Due to its obvious nature, one of the most commonly repeated pieces of advice regarding stock investment is to buy undervalued stocks when they trade low and sell overvalued stocks when they trade high. Achieving this outcome consistently would be ideal. However, the challenge lies not only in identifying overvalued and undervalued stocks trading at appreciated or depressed prices but also in those with promising potential.
There may be several reasons why undervalued stocks do not reflect their intrinsic value. First and foremost, one must carefully evaluate whether seemingly undervalued stocks do not warrant their current pricing due to underlying issues. Although investors are not typically irrational, differing interests and motivations can result in undervalued stocks and present opportunities. Valuation is almost always subjective in nature.
Sentiment, varying investment objectives, or sector uncertainty can also drive undervalued stocks to trade below their true value, with some offering good rebounding prospects. For instance, institutional investors typically prefer less volatile stocks. Thus, they may reduce allocations if a stock experiences above-average volatility, producing undervalued stocks. Upon improvement of conditions, institutional investment and valuations can start recovering.

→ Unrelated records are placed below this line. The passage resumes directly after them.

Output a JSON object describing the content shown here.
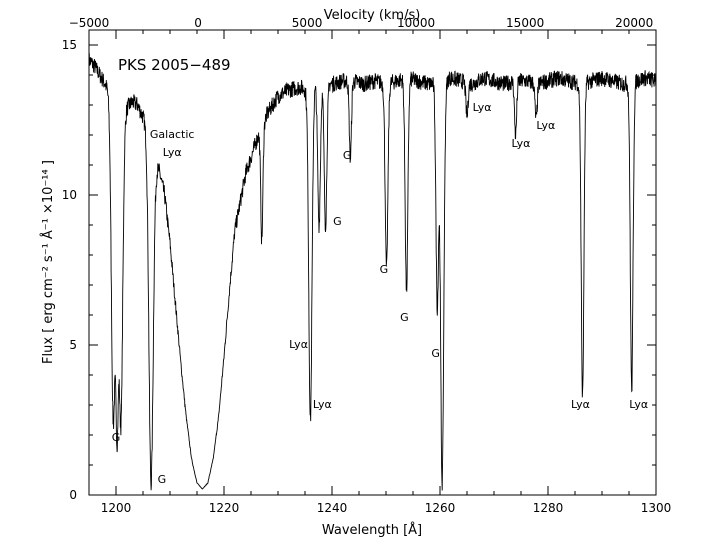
{
  "chart_data": {
    "type": "line",
    "object_label": "PKS 2005−489",
    "xlabel": "Wavelength  [Å]",
    "ylabel": "Flux  [ erg cm⁻² s⁻¹ Å⁻¹ ×10⁻¹⁴ ]",
    "top_xlabel": "Velocity (km/s)",
    "xlim": [
      1195,
      1300
    ],
    "ylim": [
      0,
      15.5
    ],
    "top_xlim": [
      -5000,
      21000
    ],
    "x_ticks": [
      1200,
      1220,
      1240,
      1260,
      1280,
      1300
    ],
    "y_ticks": [
      0,
      5,
      10,
      15
    ],
    "top_ticks": [
      -5000,
      0,
      5000,
      10000,
      15000,
      20000
    ],
    "top_tick_labels": [
      "−5000",
      "0",
      "5000",
      "10000",
      "15000",
      "20000"
    ],
    "spectrum": {
      "x": [
        1195,
        1196,
        1197,
        1198,
        1199,
        1200,
        1200.5,
        1201,
        1202,
        1203,
        1204,
        1205,
        1206,
        1206.8,
        1207.5,
        1208,
        1209,
        1210,
        1211,
        1212,
        1213,
        1214,
        1215,
        1216,
        1217,
        1218,
        1219,
        1220,
        1221,
        1222,
        1224,
        1226,
        1228,
        1230,
        1232,
        1234,
        1235.5,
        1236.2,
        1237,
        1238,
        1240,
        1242,
        1244,
        1246,
        1248,
        1250,
        1252,
        1254,
        1256,
        1258,
        1260,
        1262,
        1264,
        1266,
        1268,
        1270,
        1272,
        1274,
        1276,
        1278,
        1280,
        1282,
        1284,
        1286,
        1288,
        1290,
        1292,
        1294,
        1296,
        1298,
        1300
      ],
      "y": [
        14.5,
        14.3,
        14.0,
        13.7,
        13.3,
        13.0,
        12.8,
        12.7,
        12.9,
        13.1,
        13.0,
        12.6,
        12.2,
        11.6,
        11.0,
        10.8,
        10.0,
        8.4,
        6.4,
        4.4,
        2.6,
        1.2,
        0.4,
        0.2,
        0.4,
        1.2,
        2.6,
        4.6,
        6.8,
        8.8,
        10.7,
        11.8,
        12.7,
        13.3,
        13.5,
        13.6,
        13.5,
        13.6,
        13.7,
        13.8,
        13.7,
        13.8,
        13.8,
        13.7,
        13.8,
        13.7,
        13.8,
        13.9,
        13.8,
        13.7,
        13.8,
        13.9,
        13.8,
        13.7,
        13.9,
        13.8,
        13.7,
        13.8,
        13.8,
        13.7,
        13.8,
        13.9,
        13.8,
        13.7,
        13.8,
        13.9,
        13.8,
        13.7,
        13.8,
        13.9,
        13.8
      ]
    },
    "absorption_lines": [
      {
        "wavelength": 1199.5,
        "depth": 2.5,
        "width": 0.35
      },
      {
        "wavelength": 1200.2,
        "depth": 2.1,
        "width": 0.3
      },
      {
        "wavelength": 1200.9,
        "depth": 2.4,
        "width": 0.35
      },
      {
        "wavelength": 1206.5,
        "depth": 0.4,
        "width": 0.4
      },
      {
        "wavelength": 1227.0,
        "depth": 8.5,
        "width": 0.2
      },
      {
        "wavelength": 1236.0,
        "depth": 2.5,
        "width": 0.3
      },
      {
        "wavelength": 1237.6,
        "depth": 9.0,
        "width": 0.25
      },
      {
        "wavelength": 1238.8,
        "depth": 9.0,
        "width": 0.25
      },
      {
        "wavelength": 1243.4,
        "depth": 11.2,
        "width": 0.2
      },
      {
        "wavelength": 1250.1,
        "depth": 7.5,
        "width": 0.25
      },
      {
        "wavelength": 1253.8,
        "depth": 6.8,
        "width": 0.25
      },
      {
        "wavelength": 1259.5,
        "depth": 6.3,
        "width": 0.25
      },
      {
        "wavelength": 1260.4,
        "depth": 0.4,
        "width": 0.3
      },
      {
        "wavelength": 1265.0,
        "depth": 12.6,
        "width": 0.2
      },
      {
        "wavelength": 1274.0,
        "depth": 12.0,
        "width": 0.2
      },
      {
        "wavelength": 1277.8,
        "depth": 12.5,
        "width": 0.2
      },
      {
        "wavelength": 1286.4,
        "depth": 3.3,
        "width": 0.25
      },
      {
        "wavelength": 1295.5,
        "depth": 3.5,
        "width": 0.25
      }
    ],
    "annotations": [
      {
        "text": "Galactic",
        "x": 1210.4,
        "y": 11.9
      },
      {
        "text": "Lyα",
        "x": 1210.4,
        "y": 11.3
      },
      {
        "text": "G",
        "x": 1200.0,
        "y": 1.8
      },
      {
        "text": "G",
        "x": 1208.5,
        "y": 0.4
      },
      {
        "text": "Lyα",
        "x": 1233.8,
        "y": 4.9
      },
      {
        "text": "Lyα",
        "x": 1238.2,
        "y": 2.9
      },
      {
        "text": "G",
        "x": 1242.8,
        "y": 11.2
      },
      {
        "text": "G",
        "x": 1241.0,
        "y": 9.0
      },
      {
        "text": "G",
        "x": 1249.6,
        "y": 7.4
      },
      {
        "text": "G",
        "x": 1253.4,
        "y": 5.8
      },
      {
        "text": "G",
        "x": 1259.2,
        "y": 4.6
      },
      {
        "text": "Lyα",
        "x": 1267.8,
        "y": 12.8
      },
      {
        "text": "Lyα",
        "x": 1275.0,
        "y": 11.6
      },
      {
        "text": "Lyα",
        "x": 1279.6,
        "y": 12.2
      },
      {
        "text": "Lyα",
        "x": 1286.0,
        "y": 2.9
      },
      {
        "text": "Lyα",
        "x": 1296.8,
        "y": 2.9
      }
    ]
  }
}
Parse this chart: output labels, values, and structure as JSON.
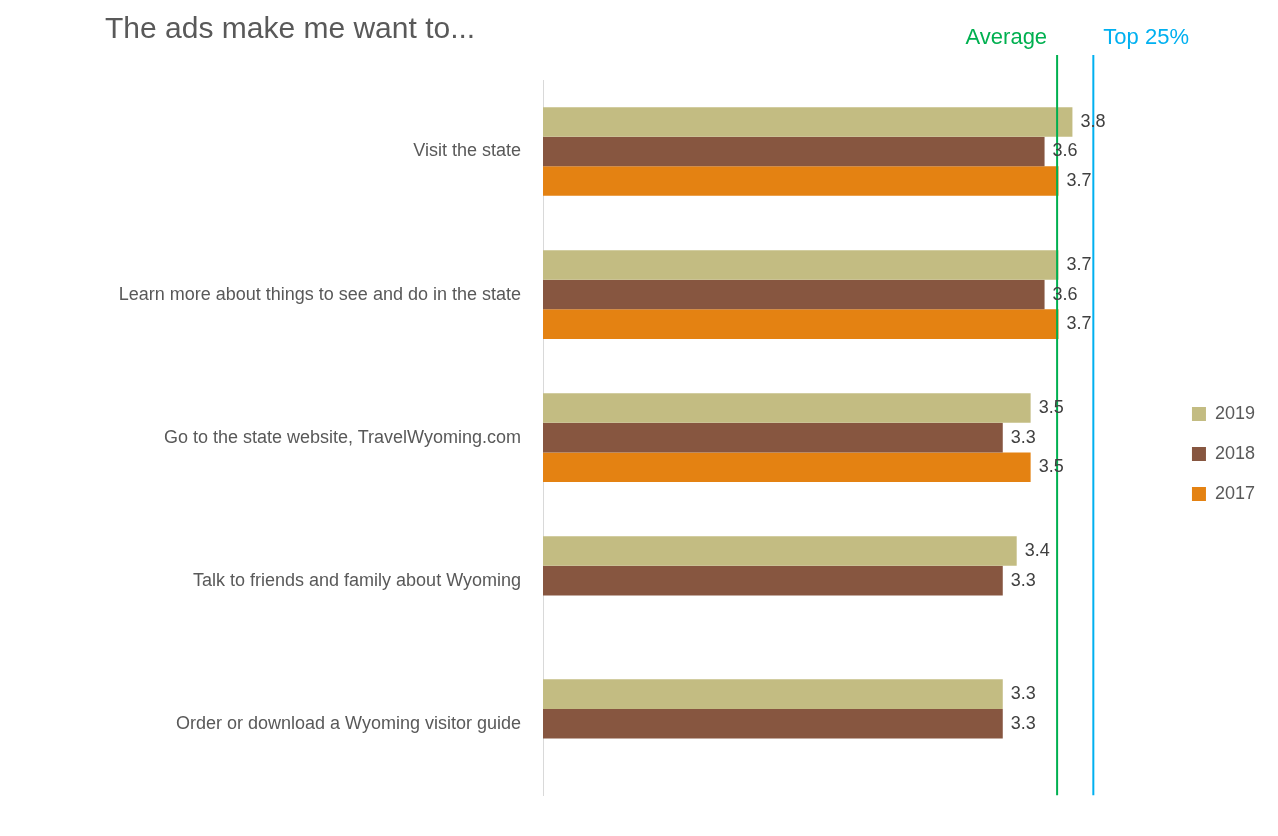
{
  "chart_data": {
    "type": "bar",
    "orientation": "horizontal",
    "title": "The ads make me want to...",
    "categories": [
      "Visit the state",
      "Learn more about things to see and do in the state",
      "Go to the state website, TravelWyoming.com",
      "Talk to friends and family about Wyoming",
      "Order or download a Wyoming visitor guide"
    ],
    "series": [
      {
        "name": "2019",
        "color": "#c3bc82",
        "values": [
          3.8,
          3.7,
          3.5,
          3.4,
          3.3
        ]
      },
      {
        "name": "2018",
        "color": "#875640",
        "values": [
          3.6,
          3.6,
          3.3,
          3.3,
          3.3
        ]
      },
      {
        "name": "2017",
        "color": "#e48212",
        "values": [
          3.7,
          3.7,
          3.5,
          null,
          null
        ]
      }
    ],
    "ref_lines": [
      {
        "axis": "x",
        "value": 3.69,
        "label": "Average",
        "color": "#00b050"
      },
      {
        "axis": "x",
        "value": 3.95,
        "label": "Top 25%",
        "color": "#00b0f0"
      }
    ],
    "data_labels": true,
    "legend": "right",
    "grid": false,
    "tick_labels": "y"
  }
}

Astute traders seeking assets trading at a discount with ambitions of future outperformance may focus on undervalued stocks with valuations below the industry average. The following undervalued stocks could be worth consideration.
Amgen (AMGN)
Amgen (NASDAQ:AMGN), one of the largest biotechnology companies in the world, has seen its share price underperform so far in 2024. However, the pricing of the undervalued stock is likely temporary, as Amgen acquired Horizon Therapeutics in late 2023 and is currently integrating Horizon’s assets. Together, the combined companies have a robust pipeline of drug candidates in development, which could boost the undervalued stock price upon approval. One interesting candidate is AMG133, which targets the fast-growing weight loss segment.
At a price-to-earnings (P/E) ratio of 21.6x, Amgen is one of the undervalued stocks to consider relative to the average U.S. pharmaceutical industry P/E ratio of 76.9x. Amgen’s current share price of $267.28 per share and promising pipeline position it as one of the undervalued stocks with strong potential, with analysts forecasting an average price target of $308.33 per share.
Canadian Solar (CSIQ)
The solar panel company Canadian Solar (NASDAQ:CSIQ) has declined over 35% year-to-date (YTD) amid significant uncertainty in the solar industry, being the second pick in this list of undervalued stocks. Challenges include slowing demand driven by rising interest rates and evolving incentives for solar panel installation. However, investors with a long-term view that renewable energy will power future economic growth may find value in Canadian Solar’s currently undervalued stock price. At the start of the year, institutional investor BlackRock (NYSE:BLK) committed $500 million to the company, suggesting other analysts also perceive promise in the industry.
Canadian Solar trades at a P/E ratio of just 3.3x, well below the energy sector average of 12.1x — highlighting its potential as an undervalued stock. Canadian Solar warrants consideration for investors pursuing opportunities in undervalued stocks that are well-positioned for renewable energy’s role in tomorrow’s economy. Analysts recommend an average price target of $31.55 per share, a 100% upside from current levels of $15.75.
Diana Shipping (DSX)
Recent events have highlighted the shipping industry, including the Red Sea crisis and the Baltimore Harbor accident. Shipping can be a complex investment area due to its cyclical nature. After the pandemic, cargo prices dropped significantly, resulting in sizable profit cuts across the sector. This included Diana Shipping (NASDAQ:DSX) halving its dividend. However, indicators suggest that the undervalued stocks in the industry may be reversing as shipping rates increase. Additionally, the U.S. economy appears to be avoiding a severe downturn, and geopolitical factors are raising demand for shipping capacity.
Diana Shipping trades at a P/E ratio of only 4.6x while offering a substantial 18.2% dividend yield. Given these metrics and recovering industry conditions, Diana Shipping presents an opportunity for growth. In April, thirteen analysts recommended buying this one of the undervalued stocks, up by just five in March, with an average price target 17% above its current share price of $2.91.
On the date of publication, Stavros Tousios did not have (either directly or indirectly) any positions in the securities mentioned in this article. The opinions expressed in this article are those of the writer, subject to the InvestorPlace.com Publishing Guidelines.